Of course, I pray it will take several more weeks, as I have a semester to get through and I want our babe fully cooked, healthy, and ready to breathe on it's own. I also pray for my sisters-in-law, Megan and Amy, who are waiting on late little girls. They were both due 4/7 and their wait continues. Luckily they are healthy and their babes are healthy ... but they, too, are learning all about slowing down and waiting.

Breeeeeathe in, breeeeeathe out. Repeat. Slowly.

Slowly.

3.09.2011

lent begins

I am a traveler on the way
to a sacred place
where God holds me
in the palm of his hand.

-Henri Nouwen

I am hopeful, that over the next 40 days of Lent, I will be aware of this. I don't have an exact discipline specified - that is, something given up or a specific practice added to my life. However, I have been thinking a lot about what it means to carve out space for God and living with intention and making an effort for peace. Peace within myself and peace in this world. What does it mean to wait? And to be OK in the waiting? Where does simplifying come in? Where does space set apart come in, especially when that just doesn't seem practical?

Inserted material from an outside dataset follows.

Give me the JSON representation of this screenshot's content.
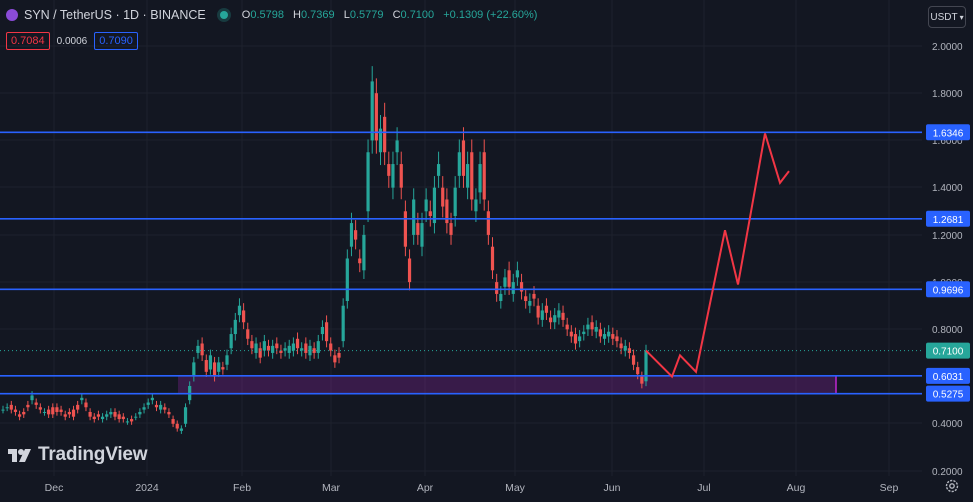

I know - big questions. And without a mission statement/goal, can I possibly succeed? Am I being over-ambitious? Well, I pray with God's help that I will begin carving out some time and space to discover what I need. I look at this Lenten season as a beginning to more intention, more trust, more patience. I trust that I may indeed be moved - if I let myself be open to God's movement in my life...

I am beginning by reading "Gifts from the Sea" by Anne Morrow Lindbergh. I was given it for Christmas and had not really looked at it since then, but randomly picked it up last night. What a timely offering placed in front of me. To my surprise, it explores a lot of the themes I mentioned above and for that, I say thank you, God. Way to toss it in my path!